Au Cap Vert, le hip hop est devenu une arme contre les problèmes sociaux

Les artistes réinventent le genre qui domine les charts du monde entier

  • Enquête : Yousif Nur | Photo : Christiano Barbosa
  • 5 August 2019

Un petit bus plein à craquer s’arrête devant l’after party aux environs d’une heure, un mardi matin. C’est un des lieux où se tient l’Atlantic Music Expo, un showcase du melting pot unique de cette partie du monde – un local commercial dont l’enseigne lit simplement ‘Warehouse’, situé aux franges de la banlieue de Praia, au Cap Vert. La salle ressemble à une baraque indéfinissable de l’extérieur, mais à l’intérieur c’est une énorme salle qui s’étale devant vous, ses murs blanchis à la chaux pouvant accueillir environ 500 personnes. Des lumières tamisées bleues et oranges viennent agrémenter le hip hop que des DJs locaux jouent sur des enceintes disposées aux quatre coins de la pièce, parsemé de jets de fumée d’une machine cachée près de la scène. La plupart des gens dansent : les autres discutent dehors près d’une fontaine à côté de l’espace fumeur. Aux platines, la figure locale DJ Danny Boy pousse des galettes de Cap vert et d’autres contrées alentour. Les client·e·s sur le dancefloor – certain·e·s en jeans-T-shirt, d’autres en tenues colorées aux motifs ouest-africains – balancent leur corps en hochant de la tête.

Praia est la plus grande ville de Cap Vert, pays constitué de 10 petites îles, à 300 km de la côte du Sénégal. Ce jeune état n’a gagné son indépendance du Portugal qu’en 1975 ; la majorité de sa population a moins de 40 ans. Le hip hop est un phénomène relativement nouveau ici : la jeunesse locale a le regard résolument tourné vers l’Ouest. Mais le Cap Vert a bien sa propre version bien à lui du genre. Pour commencer, plutôt que de parler crime, cul et bling, les artistes cap-verdien·ne·s préfèrent rapper sur les conséquences de l’addiction, leur société et les difficultés de la vie de tous les jours. À la différence du traditionnel set up micro-platine, c’est tout une configuration de groupe qu’on voit le plus souvent sur scène – pensez guitares électriques, basse, batterie et claviers. La scène est née dans les quartiers défavorisé de Praia comme Achada St Antonio, autour d’une éthique DIY : établir son propre studio d’enregistrement, booker ses propres shows, se promouvoir sur les réseaux sociaux.

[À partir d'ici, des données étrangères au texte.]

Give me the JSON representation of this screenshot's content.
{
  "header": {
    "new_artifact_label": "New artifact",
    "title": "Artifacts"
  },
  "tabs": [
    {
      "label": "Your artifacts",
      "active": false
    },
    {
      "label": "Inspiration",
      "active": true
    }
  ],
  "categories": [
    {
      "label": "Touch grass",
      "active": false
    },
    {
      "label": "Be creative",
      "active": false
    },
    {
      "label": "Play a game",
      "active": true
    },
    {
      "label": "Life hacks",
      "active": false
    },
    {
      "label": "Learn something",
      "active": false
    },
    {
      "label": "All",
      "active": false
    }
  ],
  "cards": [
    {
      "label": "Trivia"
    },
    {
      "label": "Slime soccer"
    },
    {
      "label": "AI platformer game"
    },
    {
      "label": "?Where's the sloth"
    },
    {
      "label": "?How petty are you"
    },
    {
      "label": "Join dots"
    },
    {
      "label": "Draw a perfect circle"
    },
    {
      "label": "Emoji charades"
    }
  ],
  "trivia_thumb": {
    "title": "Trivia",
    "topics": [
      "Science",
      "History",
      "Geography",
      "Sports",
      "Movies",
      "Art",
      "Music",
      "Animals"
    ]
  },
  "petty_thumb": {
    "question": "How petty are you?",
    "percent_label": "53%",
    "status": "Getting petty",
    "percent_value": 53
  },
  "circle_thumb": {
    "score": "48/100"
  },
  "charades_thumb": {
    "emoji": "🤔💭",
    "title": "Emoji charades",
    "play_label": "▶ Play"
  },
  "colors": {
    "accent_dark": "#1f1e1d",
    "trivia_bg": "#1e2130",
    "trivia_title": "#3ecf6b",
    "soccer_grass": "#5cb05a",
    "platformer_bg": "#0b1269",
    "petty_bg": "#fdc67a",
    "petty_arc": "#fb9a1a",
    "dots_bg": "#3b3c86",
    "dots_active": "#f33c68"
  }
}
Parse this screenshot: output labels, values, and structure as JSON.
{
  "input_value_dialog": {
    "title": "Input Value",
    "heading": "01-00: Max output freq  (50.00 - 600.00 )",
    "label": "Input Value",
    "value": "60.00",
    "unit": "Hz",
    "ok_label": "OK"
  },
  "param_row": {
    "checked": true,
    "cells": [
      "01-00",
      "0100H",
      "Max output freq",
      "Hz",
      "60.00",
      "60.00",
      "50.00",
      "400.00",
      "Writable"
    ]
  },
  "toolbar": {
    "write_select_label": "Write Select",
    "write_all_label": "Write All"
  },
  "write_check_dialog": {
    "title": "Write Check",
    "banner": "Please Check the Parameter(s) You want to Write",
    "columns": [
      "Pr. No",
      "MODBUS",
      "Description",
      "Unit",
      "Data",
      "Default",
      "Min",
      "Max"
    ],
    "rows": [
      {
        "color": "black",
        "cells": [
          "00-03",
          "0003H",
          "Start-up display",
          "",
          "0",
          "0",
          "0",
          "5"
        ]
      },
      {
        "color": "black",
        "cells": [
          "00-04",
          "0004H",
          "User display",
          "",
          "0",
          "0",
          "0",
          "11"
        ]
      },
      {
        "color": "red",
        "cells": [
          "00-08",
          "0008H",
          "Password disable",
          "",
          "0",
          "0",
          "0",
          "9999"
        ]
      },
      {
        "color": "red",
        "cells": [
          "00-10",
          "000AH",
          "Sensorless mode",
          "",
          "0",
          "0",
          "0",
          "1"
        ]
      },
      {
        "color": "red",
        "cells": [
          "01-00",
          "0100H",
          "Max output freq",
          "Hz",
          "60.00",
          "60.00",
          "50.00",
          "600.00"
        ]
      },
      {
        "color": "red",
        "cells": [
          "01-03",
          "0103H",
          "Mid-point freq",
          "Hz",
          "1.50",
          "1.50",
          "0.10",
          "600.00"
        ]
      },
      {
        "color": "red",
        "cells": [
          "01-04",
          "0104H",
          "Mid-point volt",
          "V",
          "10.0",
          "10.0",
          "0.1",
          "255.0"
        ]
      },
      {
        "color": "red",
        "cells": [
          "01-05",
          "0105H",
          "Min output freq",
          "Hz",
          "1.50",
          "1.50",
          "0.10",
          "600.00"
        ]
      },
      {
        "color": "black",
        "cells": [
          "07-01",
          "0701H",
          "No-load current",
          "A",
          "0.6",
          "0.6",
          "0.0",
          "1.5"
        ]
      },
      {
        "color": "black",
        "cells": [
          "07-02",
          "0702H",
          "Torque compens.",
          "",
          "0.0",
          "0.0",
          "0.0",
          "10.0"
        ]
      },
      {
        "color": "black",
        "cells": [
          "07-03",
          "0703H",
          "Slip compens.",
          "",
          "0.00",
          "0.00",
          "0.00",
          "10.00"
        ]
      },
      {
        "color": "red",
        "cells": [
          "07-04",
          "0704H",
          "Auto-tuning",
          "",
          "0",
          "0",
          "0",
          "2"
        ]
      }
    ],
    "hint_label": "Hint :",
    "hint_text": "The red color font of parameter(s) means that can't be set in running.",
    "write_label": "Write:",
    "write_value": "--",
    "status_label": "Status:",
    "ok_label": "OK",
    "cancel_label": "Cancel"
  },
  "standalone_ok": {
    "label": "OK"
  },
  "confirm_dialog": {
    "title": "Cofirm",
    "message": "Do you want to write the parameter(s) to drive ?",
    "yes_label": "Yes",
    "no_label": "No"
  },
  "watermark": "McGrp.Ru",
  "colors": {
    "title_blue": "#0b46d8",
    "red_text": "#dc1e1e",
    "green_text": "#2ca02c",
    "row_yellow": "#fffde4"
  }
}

Un exemple saisissant est celui de Ga Da Lomba, qui a appris l’Anglais en passant du temps aux États-Unis et en écoutant du rap. Le soir suivant, il s’apprête à jouer sur la scène extérieure nommée Santiago Cabo Verde. Il se décrit lui-même comme « un activiste social, artiste et rappeur » : il veut prévenir et sauver les jeunes des dangers de l’addiction en visitant des écoles pour parler de son propre combat avec la drogue, un projet social intitulé Nunca Experimentar.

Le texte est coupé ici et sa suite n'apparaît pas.